Date(s) - Nov 20 2014
11:00 AM - 12:00 PM

Shasta Room, Bldg. 40, Room 361


Spatio-temporal correlation of disordered systems: the case study of metallic glasses

Mingwei Chen

WPI-AIMR, Tohoku University, Japan


Although periodic and symmetric objects are the favorite of human beings, the fact is that most matter in the universe is random and disordered. Understanding disordered systems has been one of the most challenging scientific issues of today. This talk will present the aspect of inherent correlation between structure and dynamics at different length scales in metallic glasses, a typical disordered system with individual atoms as basic constituents. The lack of long-range translational and rotational symmetry of metallic glasses renders it experimentally inaccessible to determine their atomic structure by conventional diffraction/imaging methods.
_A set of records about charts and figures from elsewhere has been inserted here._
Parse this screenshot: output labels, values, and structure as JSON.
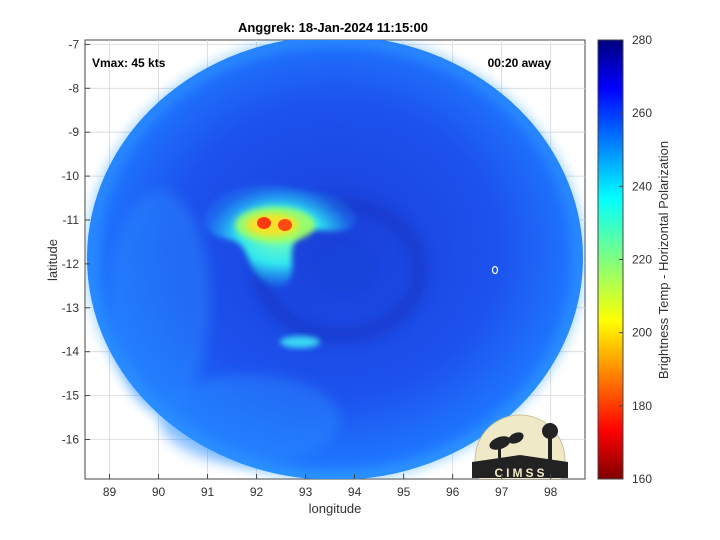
{
  "title": "Anggrek: 18-Jan-2024 11:15:00",
  "annotations": {
    "vmax": "Vmax: 45 kts",
    "time_away": "00:20 away"
  },
  "map": {
    "xlabel": "longitude",
    "ylabel": "latitude",
    "x_ticks": [
      89,
      90,
      91,
      92,
      93,
      94,
      95,
      96,
      97,
      98
    ],
    "y_ticks": [
      -7,
      -8,
      -9,
      -10,
      -11,
      -12,
      -13,
      -14,
      -15,
      -16
    ],
    "xlim": [
      88.5,
      98.7
    ],
    "ylim": [
      -16.9,
      -6.9
    ],
    "grid": true
  },
  "colorbar": {
    "label": "Brightness Temp - Horizontal Polarization",
    "ticks": [
      280,
      260,
      240,
      220,
      200,
      180,
      160
    ],
    "range": [
      160,
      280
    ],
    "colormap": "jet"
  },
  "logo": {
    "text": "CIMSS"
  },
  "colors": {
    "background_blue": "#1e5cf0",
    "warm_core": "#ff3a10",
    "cool_band": "#30e8f0"
  }
}
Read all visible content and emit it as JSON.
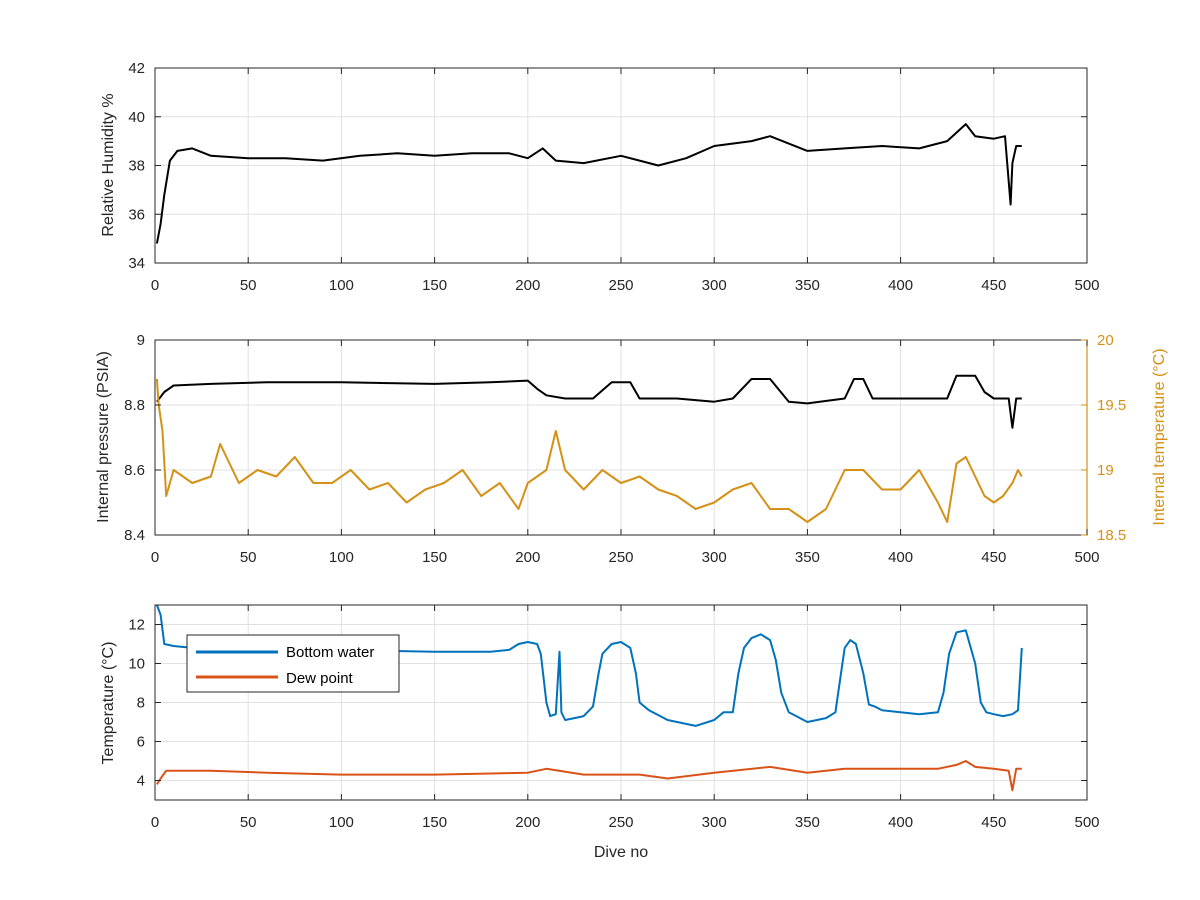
{
  "chart_data": [
    {
      "type": "line",
      "title": "",
      "xlabel": "",
      "ylabel": "Relative Humidity %",
      "xlim": [
        0,
        500
      ],
      "ylim": [
        34,
        42
      ],
      "xticks": [
        "0",
        "50",
        "100",
        "150",
        "200",
        "250",
        "300",
        "350",
        "400",
        "450",
        "500"
      ],
      "yticks": [
        "34",
        "36",
        "38",
        "40",
        "42"
      ],
      "grid": true,
      "series": [
        {
          "name": "",
          "color": "#000000",
          "x": [
            1,
            3,
            5,
            8,
            12,
            20,
            30,
            50,
            70,
            90,
            110,
            130,
            150,
            170,
            190,
            200,
            208,
            215,
            230,
            250,
            270,
            285,
            300,
            320,
            330,
            350,
            370,
            390,
            410,
            425,
            435,
            440,
            450,
            456,
            459,
            460,
            462,
            465
          ],
          "y": [
            34.8,
            35.6,
            36.8,
            38.2,
            38.6,
            38.7,
            38.4,
            38.3,
            38.3,
            38.2,
            38.4,
            38.5,
            38.4,
            38.5,
            38.5,
            38.3,
            38.7,
            38.2,
            38.1,
            38.4,
            38.0,
            38.3,
            38.8,
            39.0,
            39.2,
            38.6,
            38.7,
            38.8,
            38.7,
            39.0,
            39.7,
            39.2,
            39.1,
            39.2,
            36.4,
            38.1,
            38.8,
            38.8
          ]
        }
      ]
    },
    {
      "type": "line",
      "title": "",
      "xlabel": "",
      "ylabel": "Internal pressure (PSIA)",
      "y2label": "Internal temperature (°C)",
      "xlim": [
        0,
        500
      ],
      "ylim": [
        8.4,
        9.0
      ],
      "y2lim": [
        18.5,
        20.0
      ],
      "xticks": [
        "0",
        "50",
        "100",
        "150",
        "200",
        "250",
        "300",
        "350",
        "400",
        "450",
        "500"
      ],
      "yticks": [
        "8.4",
        "8.6",
        "8.8",
        "9"
      ],
      "y2ticks": [
        "18.5",
        "19",
        "19.5",
        "20"
      ],
      "grid": true,
      "series": [
        {
          "name": "",
          "axis": "left",
          "color": "#000000",
          "x": [
            1,
            5,
            10,
            30,
            60,
            100,
            150,
            180,
            200,
            205,
            210,
            220,
            235,
            245,
            255,
            260,
            280,
            300,
            310,
            320,
            330,
            340,
            350,
            370,
            375,
            380,
            385,
            400,
            420,
            425,
            430,
            440,
            445,
            450,
            458,
            460,
            462,
            465
          ],
          "y": [
            8.81,
            8.84,
            8.86,
            8.865,
            8.87,
            8.87,
            8.865,
            8.87,
            8.875,
            8.85,
            8.83,
            8.82,
            8.82,
            8.87,
            8.87,
            8.82,
            8.82,
            8.81,
            8.82,
            8.88,
            8.88,
            8.81,
            8.805,
            8.82,
            8.88,
            8.88,
            8.82,
            8.82,
            8.82,
            8.82,
            8.89,
            8.89,
            8.84,
            8.82,
            8.82,
            8.73,
            8.82,
            8.82
          ]
        },
        {
          "name": "",
          "axis": "right",
          "color": "#d49116",
          "x": [
            1,
            2,
            4,
            6,
            10,
            20,
            30,
            35,
            45,
            55,
            65,
            75,
            85,
            95,
            105,
            115,
            125,
            135,
            145,
            155,
            165,
            175,
            185,
            195,
            200,
            210,
            215,
            220,
            230,
            240,
            250,
            260,
            270,
            280,
            290,
            300,
            310,
            320,
            330,
            340,
            350,
            360,
            370,
            380,
            390,
            400,
            410,
            420,
            425,
            430,
            435,
            440,
            445,
            450,
            455,
            460,
            463,
            465
          ],
          "y": [
            19.7,
            19.5,
            19.3,
            18.8,
            19.0,
            18.9,
            18.95,
            19.2,
            18.9,
            19.0,
            18.95,
            19.1,
            18.9,
            18.9,
            19.0,
            18.85,
            18.9,
            18.75,
            18.85,
            18.9,
            19.0,
            18.8,
            18.9,
            18.7,
            18.9,
            19.0,
            19.3,
            19.0,
            18.85,
            19.0,
            18.9,
            18.95,
            18.85,
            18.8,
            18.7,
            18.75,
            18.85,
            18.9,
            18.7,
            18.7,
            18.6,
            18.7,
            19.0,
            19.0,
            18.85,
            18.85,
            19.0,
            18.75,
            18.6,
            19.05,
            19.1,
            18.95,
            18.8,
            18.75,
            18.8,
            18.9,
            19.0,
            18.95
          ]
        }
      ]
    },
    {
      "type": "line",
      "title": "",
      "xlabel": "Dive no",
      "ylabel": "Temperature (°C)",
      "xlim": [
        0,
        500
      ],
      "ylim": [
        3,
        13
      ],
      "xticks": [
        "0",
        "50",
        "100",
        "150",
        "200",
        "250",
        "300",
        "350",
        "400",
        "450",
        "500"
      ],
      "yticks": [
        "4",
        "6",
        "8",
        "10",
        "12"
      ],
      "grid": true,
      "legend": "top-left",
      "series": [
        {
          "name": "Bottom water",
          "color": "#0072bd",
          "x": [
            1,
            3,
            5,
            10,
            20,
            50,
            100,
            150,
            180,
            190,
            195,
            200,
            205,
            207,
            210,
            212,
            215,
            217,
            218,
            220,
            225,
            230,
            235,
            238,
            240,
            245,
            250,
            255,
            258,
            260,
            265,
            275,
            290,
            300,
            305,
            310,
            313,
            316,
            320,
            325,
            330,
            333,
            336,
            340,
            350,
            360,
            365,
            368,
            370,
            373,
            376,
            380,
            383,
            386,
            390,
            400,
            410,
            420,
            423,
            426,
            430,
            435,
            440,
            443,
            446,
            450,
            455,
            460,
            463,
            465
          ],
          "y": [
            13.0,
            12.5,
            11.0,
            10.9,
            10.8,
            10.8,
            10.7,
            10.6,
            10.6,
            10.7,
            11.0,
            11.1,
            11.0,
            10.5,
            8.0,
            7.3,
            7.4,
            10.6,
            7.5,
            7.1,
            7.2,
            7.3,
            7.8,
            9.5,
            10.5,
            11.0,
            11.1,
            10.8,
            9.5,
            8.0,
            7.6,
            7.1,
            6.8,
            7.1,
            7.5,
            7.5,
            9.5,
            10.8,
            11.3,
            11.5,
            11.2,
            10.2,
            8.5,
            7.5,
            7.0,
            7.2,
            7.5,
            9.5,
            10.8,
            11.2,
            11.0,
            9.5,
            7.9,
            7.8,
            7.6,
            7.5,
            7.4,
            7.5,
            8.5,
            10.5,
            11.6,
            11.7,
            10.0,
            8.0,
            7.5,
            7.4,
            7.3,
            7.4,
            7.6,
            10.8
          ]
        },
        {
          "name": "Dew point",
          "color": "#d95319",
          "x": [
            1,
            3,
            6,
            10,
            30,
            60,
            100,
            150,
            200,
            210,
            230,
            260,
            275,
            300,
            330,
            350,
            370,
            400,
            420,
            430,
            435,
            440,
            450,
            458,
            460,
            462,
            465
          ],
          "y": [
            3.8,
            4.1,
            4.5,
            4.5,
            4.5,
            4.4,
            4.3,
            4.3,
            4.4,
            4.6,
            4.3,
            4.3,
            4.1,
            4.4,
            4.7,
            4.4,
            4.6,
            4.6,
            4.6,
            4.8,
            5.0,
            4.7,
            4.6,
            4.5,
            3.5,
            4.6,
            4.6
          ]
        }
      ]
    }
  ]
}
To overcome this experimental difficulty, we recently developed an Angstrom-beam electron diffraction approach to probe local atomic configurations of amorphous matter using a ~ 0.4 nm near coherent electron beam. By utilizing the state-of-the-art technique, we experimentally revealed the pronounced short- and medium-range order, arising from strongly correlated atoms, in the disordered materials. We also provided compelling evidence that geometric frustration of the local order is the origins leading to the transition from local order to long-range disorder. Importantly, by manipulating the scope of the local ordering, the dynamic behavior of metallic glasses can be tailored, which paves a new way to design/develop new amorphous materials for engineering applications.